Figure 4: Phylogenetic tree of 2-MIB synthases. Unrooted maximum likelihood phylogenetic tree of 48 2-MIB synthases from the Streptomyces species in the phylogenetic tree in Figure 1. The colours of the outer curved lines correspond to the colours of the three main phylogenomic groups in the whole-genome species tree and indicate to which phylogenomic group each species belongs. The GenBank accession numbers of the 2-MIB synthases are listed in Table S4 (Supporting Information File 1).

Phylogenetic analysis of epi-isozizaene synthases

epi-Isozizaene synthases are terpene synthases belonging only to a specific phylogenomic group of Streptomyces species. The phylogenetic analysis presented in Figure 5 shows two clades containing most of epi-isozizaene synthases and three other minor clades. Not all the enzymes are clustering in the same way as their containing species based on the whole-genome phylogenetic analyses. For example, S. pactum ACT12 epi-isozizaene synthase clusters together with that of Streptomyces sp. 4F, while these two species were present in different branches in the full-genome-based phylogenomic tree. Streptomyces sp. 4F clustered together with S. qaidamensis S10(2016) and S. chartreusis NRRL 3882 in the phylogenomic tree. However, a second epi-isozizaene synthase present in Streptomyces sp. 4F clusters together with that of Streptomyces sp. SAT1, while these two species were located in separate clades of the phylogenomic tree. The occurrence of two genes for terpene synthases with putatively the same function may more strongly point to horizontal gene transfer events. Other cases include the epi-isozizaene synthases from Streptomyces sp. 452, S. glaucescens GLAO, S. lincolnensis NRRL 2936 and Streptomyces sp. P3 that group together with other enzymes, different to those belonging to species located in their same clade in the whole-genome phylogenomic analyses. This indicates also that some of these terpene synthases have evolved independently of the evolution of the Streptomyces species.

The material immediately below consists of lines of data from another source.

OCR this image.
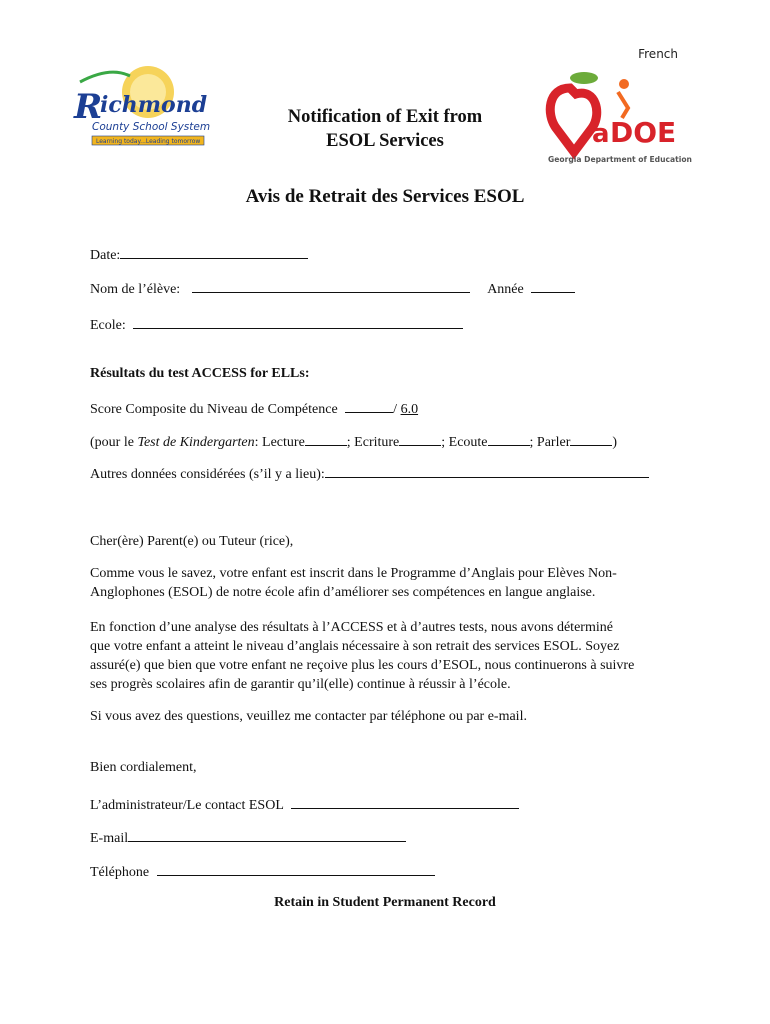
French
R
ichmond
County School System
Learning today...Leading tomorrow	a DOE
Georgia Department of Education
Notification of Exit from
ESOL Services
Avis de Retrait des Services ESOL
Date:
Nom de l’élève:	Année
Ecole:
Résultats du test ACCESS for ELLs:
Score Composite du Niveau de Compétence	/ 6.0
(pour le Test de Kindergarten: Lecture	; Ecriture	; Ecoute	; Parler	)
Autres données considérées (s’il y a lieu):
Cher(ère) Parent(e) ou Tuteur (rice),
Comme vous le savez, votre enfant est inscrit dans le Programme d’Anglais pour Elèves Non-
Anglophones (ESOL) de notre école afin d’améliorer ses compétences en langue anglaise.
En fonction d’une analyse des résultats à l’ACCESS et à d’autres tests, nous avons déterminé
que votre enfant a atteint le niveau d’anglais nécessaire à son retrait des services ESOL. Soyez
assuré(e) que bien que votre enfant ne reçoive plus les cours d’ESOL, nous continuerons à suivre
ses progrès scolaires afin de garantir qu’il(elle) continue à réussir à l’école.
Si vous avez des questions, veuillez me contacter par téléphone ou par e-mail.
Bien cordialement,
L’administrateur/Le contact ESOL
E-mail
Téléphone
Retain in Student Permanent Record
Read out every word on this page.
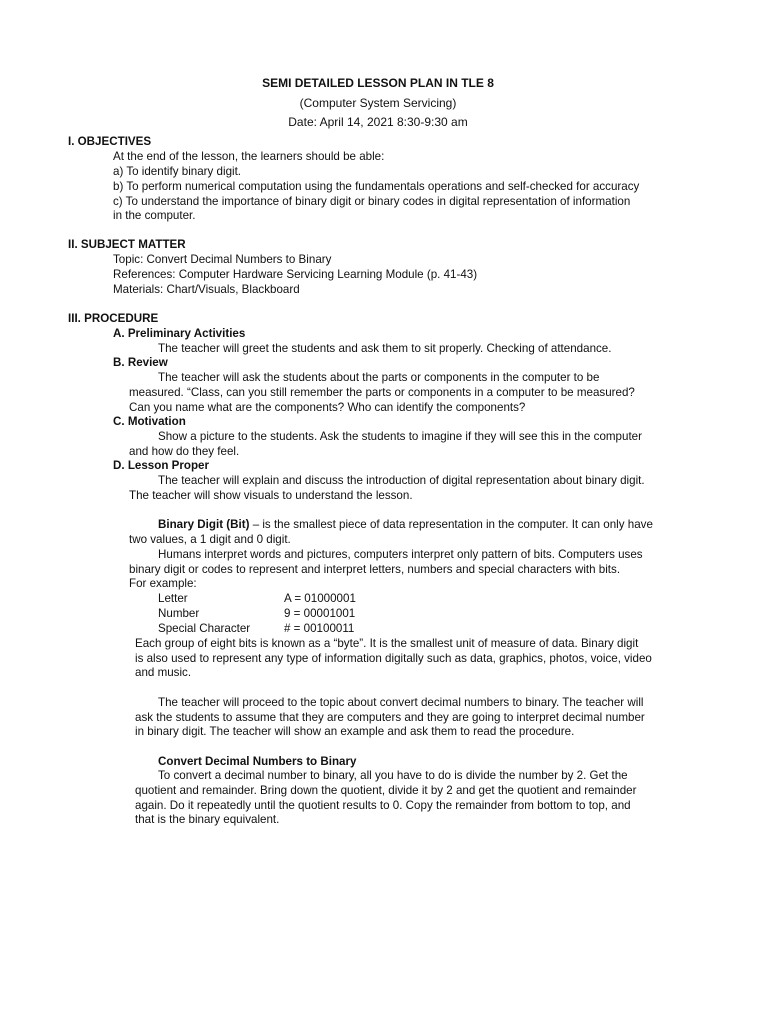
SEMI DETAILED LESSON PLAN IN TLE 8
(Computer System Servicing)
Date: April 14, 2021 8:30-9:30 am
I. OBJECTIVES
At the end of the lesson, the learners should be able:
a) To identify binary digit.
b) To perform numerical computation using the fundamentals operations and self-checked for accuracy
c) To understand the importance of binary digit or binary codes in digital representation of information
in the computer.
II. SUBJECT MATTER
Topic: Convert Decimal Numbers to Binary
References: Computer Hardware Servicing Learning Module (p. 41-43)
Materials: Chart/Visuals, Blackboard
III. PROCEDURE
A. Preliminary Activities
The teacher will greet the students and ask them to sit properly. Checking of attendance.
B. Review
The teacher will ask the students about the parts or components in the computer to be
measured. “Class, can you still remember the parts or components in a computer to be measured?
Can you name what are the components? Who can identify the components?
C. Motivation
Show a picture to the students. Ask the students to imagine if they will see this in the computer
and how do they feel.
D. Lesson Proper
The teacher will explain and discuss the introduction of digital representation about binary digit.
The teacher will show visuals to understand the lesson.
Binary Digit (Bit) – is the smallest piece of data representation in the computer. It can only have
two values, a 1 digit and 0 digit.
Humans interpret words and pictures, computers interpret only pattern of bits. Computers uses
binary digit or codes to represent and interpret letters, numbers and special characters with bits.
For example:
Letter	A = 01000001
Number	9 = 00001001
Special Character	# = 00100011
Each group of eight bits is known as a “byte”. It is the smallest unit of measure of data. Binary digit
is also used to represent any type of information digitally such as data, graphics, photos, voice, video
and music.
The teacher will proceed to the topic about convert decimal numbers to binary. The teacher will
ask the students to assume that they are computers and they are going to interpret decimal number
in binary digit. The teacher will show an example and ask them to read the procedure.
Convert Decimal Numbers to Binary
To convert a decimal number to binary, all you have to do is divide the number by 2. Get the
quotient and remainder. Bring down the quotient, divide it by 2 and get the quotient and remainder
again. Do it repeatedly until the quotient results to 0. Copy the remainder from bottom to top, and
that is the binary equivalent.
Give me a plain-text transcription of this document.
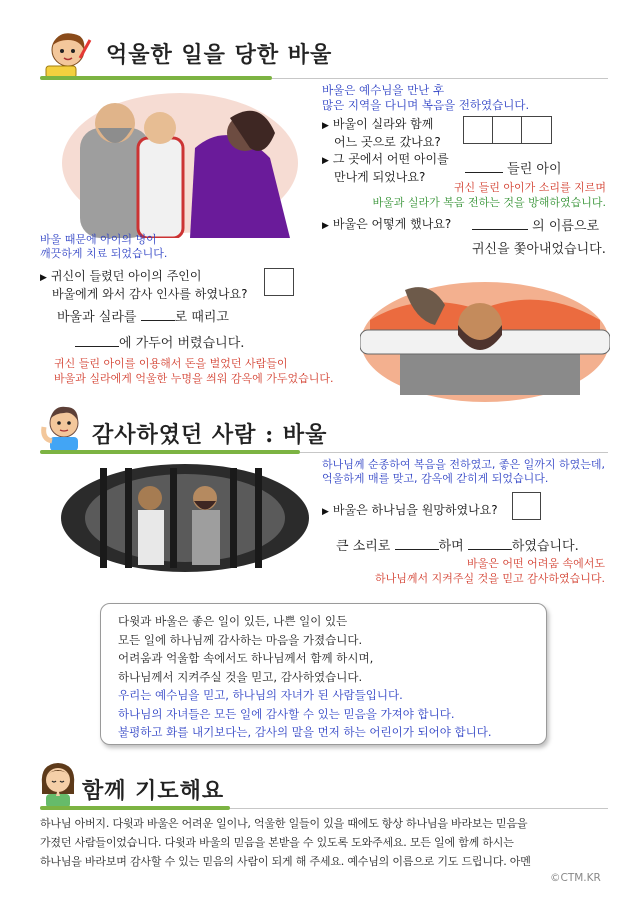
억울한 일을 당한 바울
바울은 예수님을 만난 후
많은 지역을 다니며 복음을 전하였습니다.
▶ 바울이 실라와 함께
어느 곳으로 갔나요?
▶ 그 곳에서 어떤 아이를
만나게 되었나요?	들린 아이
귀신 들린 아이가 소리를 지르며
바울과 실라가 복음 전하는 것을 방해하였습니다.
▶ 바울은 어떻게 했나요?	의 이름으로
귀신을 쫓아내었습니다.
바울 때문에 아이의 병이
깨끗하게 치료 되었습니다.
▶ 귀신이 들렸던 아이의 주인이
바울에게 와서 감사 인사를 하였나요?
바울과 실라를	로 때리고
에 가두어 버렸습니다.
귀신 들린 아이를 이용해서 돈을 벌었던 사람들이
바울과 실라에게 억울한 누명을 씌워 감옥에 가두었습니다.
감사하였던 사람 : 바울
하나님께 순종하여 복음을 전하였고, 좋은 일까지 하였는데,
억울하게 매를 맞고, 감옥에 갇히게 되었습니다.
▶ 바울은 하나님을 원망하였나요?
큰 소리로	하며	하였습니다.
바울은 어떤 어려움 속에서도
하나님께서 지켜주실 것을 믿고 감사하였습니다.
다윗과 바울은 좋은 일이 있든, 나쁜 일이 있든
모든 일에 하나님께 감사하는 마음을 가졌습니다.
어려움과 억울함 속에서도 하나님께서 함께 하시며,
하나님께서 지켜주실 것을 믿고, 감사하였습니다.
우리는 예수님을 믿고, 하나님의 자녀가 된 사람들입니다.
하나님의 자녀들은 모든 일에 감사할 수 있는 믿음을 가져야 합니다.
불평하고 화를 내기보다는, 감사의 말을 먼저 하는 어린이가 되어야 합니다.
함께 기도해요
하나님 아버지. 다윗과 바울은 어려운 일이나, 억울한 일들이 있을 때에도 항상 하나님을 바라보는 믿음을
가졌던 사람들이었습니다. 다윗과 바울의 믿음을 본받을 수 있도록 도와주세요. 모든 일에 함께 하시는
하나님을 바라보며 감사할 수 있는 믿음의 사람이 되게 해 주세요. 예수님의 이름으로 기도 드립니다. 아멘
©CTM.KR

Figure 5: Phylogenetic tree of epi-isozizaene synthases. Unrooted maximum likelihood phylogenetic tree of 42 epi-isozizaene synthases from the Streptomyces species present in the phylogenomic tree in Figure 1. The GenBank accession numbers of the epi-isozizaene synthases are listed in Table S5 (Supporting Information File 1).

Phylogeny of terpene synthases does not correspond to species-level taxonomy

The comparison of the Streptomyces species whole genome-based phylogenetic tree and the three terpene synthase trees shows that not all three comparing phylogenies are congruent. All Streptomyces strains included in this study carry at least one copy of geoA, with one exception. However, the topology of the geosmin synthase tree is not in harmony with the species tree and only some tips of the trees are conserved (Figure S3, Supporting Information File 1). The topological incongruence is even higher for epi-isozizaene and 2-MIB synthase trees (Figures S4 and S5, Supporting Information File 1). Tree reconstruction artefacts cannot explain these incongruences because all phylogenies obtained good statistical support. These data support horizontal gene transfers of terpene synthase genes in Streptomyces, but could also point to secondary metabolite genes as being less conserved than housekeeping (primary metabolism) genes. Rapid evolution of secondary metabolism can lead to new natural products with advanced ecological functions in specific ecological niches. If horizontal gene transfer is indeed of high importance, one intriguing question would be why there are almost no Streptomyces strains with two or more genes for geosmin synthases and epi-isozizaene synthases. This could be explained by the rapid loss of genetic information after uptake of redundant information. It may also reflect the mechanism of integration of the incoming genetic information into the chromosome of the target organism by homologous recombination within identical or highly similar nucleotide sequences. In this study, we searched for the minimal number of events that are required to reconcile the terpene synthase trees with the species tree by performing NOTUNG analyses [52] (for detailed explanations cf. Supporting Information File 1, pp. 33–35). The analyses indicated that the discrepancies between the terpene synthase trees and the species tree, can be explained by horizontal gene transfer of the genes encoding for terpene synthases.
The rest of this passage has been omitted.